Women who have had to rebirth themselves in other people’s languages. Women who crossed borders and woke up in bodies that no longer quite made sense, too visible, not visible enough, too foreign, too intimate. Exile doesn’t just move you on a map. It rewrites your flesh, then asks you to behave as if you were born fluent.
The title fractures on purpose.
In English, No Word for Home stops short, like someone biting down on the rest of the
sentence.
In Czech, Chybí slovo pro domov admits there is a missing word for domov, for the slow, stubborn act of belonging.
In Arabic, لا كلمة للوطن، سوى العودة offers only return as a translation for homeland, a promise
that may remain conditional.
Between these three lies the territory the works inhabit: women trying to thread themselves through incompatible grammars, national, linguistic, gendered. In the process, pieces missing. A shoulder. A neck. The curve of a breast. The way desire sounded in one language and collapses in another. The feminine body becomes a text constantly revised by other people’s rules, redacted to be acceptable, desirable, employable, harmless.

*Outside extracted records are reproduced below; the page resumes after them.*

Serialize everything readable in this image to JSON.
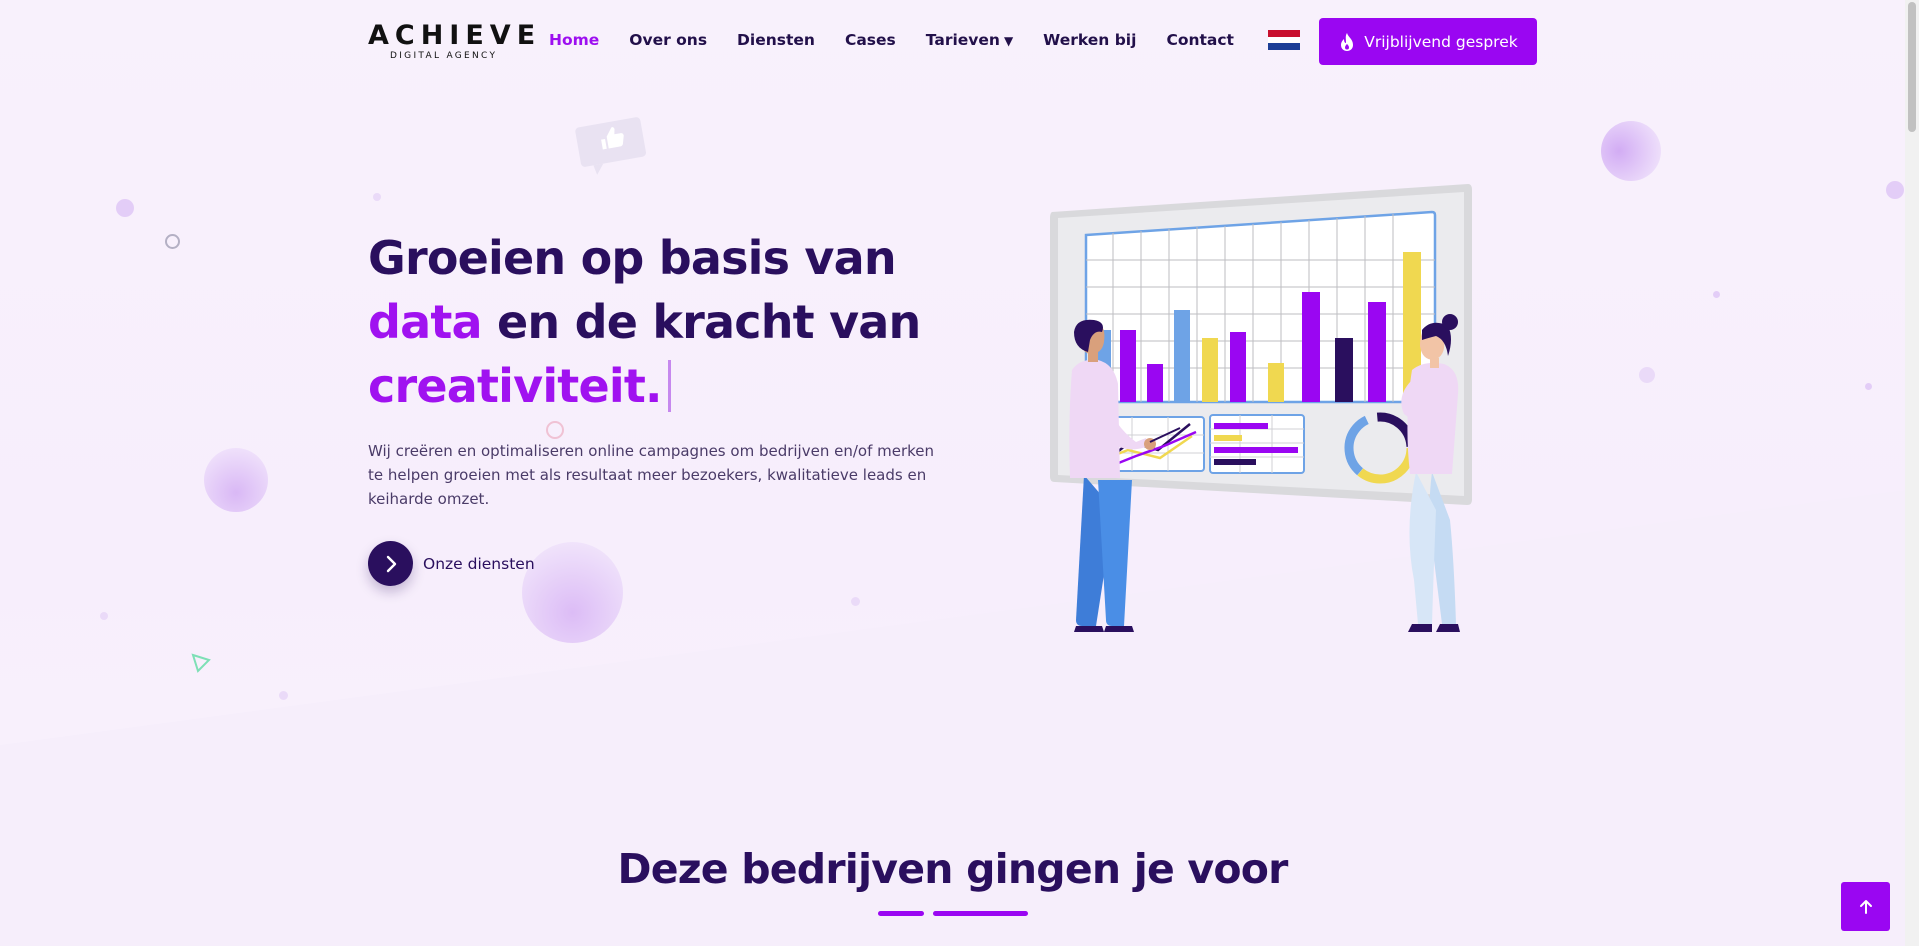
{
  "logo": {
    "main": "ACHIEVE",
    "sub": "DIGITAL AGENCY"
  },
  "nav": {
    "items": [
      {
        "label": "Home",
        "active": true
      },
      {
        "label": "Over ons"
      },
      {
        "label": "Diensten"
      },
      {
        "label": "Cases"
      },
      {
        "label": "Tarieven",
        "caret": "▼"
      },
      {
        "label": "Werken bij"
      },
      {
        "label": "Contact"
      }
    ],
    "language_flag": "flag-nl-icon"
  },
  "cta": {
    "label": "Vrijblijvend gesprek",
    "icon": "flame-icon"
  },
  "hero": {
    "title_part1": "Groeien op basis van ",
    "title_accent1": "data",
    "title_part2": " en de kracht van ",
    "title_accent2": "creativiteit.",
    "text": "Wij creëren en optimaliseren online campagnes om bedrijven en/of merken te helpen groeien met als resultaat meer bezoekers, kwalitatieve leads en keiharde omzet.",
    "link_label": "Onze diensten",
    "link_icon": "chevron-right-icon"
  },
  "section": {
    "title": "Deze bedrijven gingen je voor"
  },
  "back_to_top": {
    "icon": "arrow-up-icon"
  },
  "colors": {
    "accent": "#9a06f2",
    "dark": "#2a0f5e",
    "yellow": "#f0d850",
    "blue": "#6ea3e6",
    "flag_red": "#c8102e",
    "flag_white": "#ffffff",
    "flag_blue": "#1d3f96"
  }
}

Here, those edits are made visible, not as aesthetic effect, but as evidence. A filmed work
built from private correspondence does not “share” intimacy. It contaminates it. It subtitles it. It drags it under public light until tenderness begins to feel mediated, filtered, processed, as if coseness must pass through someone else’s terms. A portrait refuses the clean consumption of the subject; the gaze meets you like a locked door, and you are forced to notice your own insistence on entry. These works don’t romanticise exile and they don’t resolve it. They don’t soothe the viewer into empathy. They say: this is what it costs to be readable, and this is what happens when readability is demanded. And still, something slips through the gaps. A shared shiver. A familiar angle of the spine. The sense that, even in exile and misinterpretation, we recognise each other more than we are supposed to. The works sit in that charged space, uneasy, unexpectedly tender, where nothing translates cleanly, but meaning insists on arriving anyway.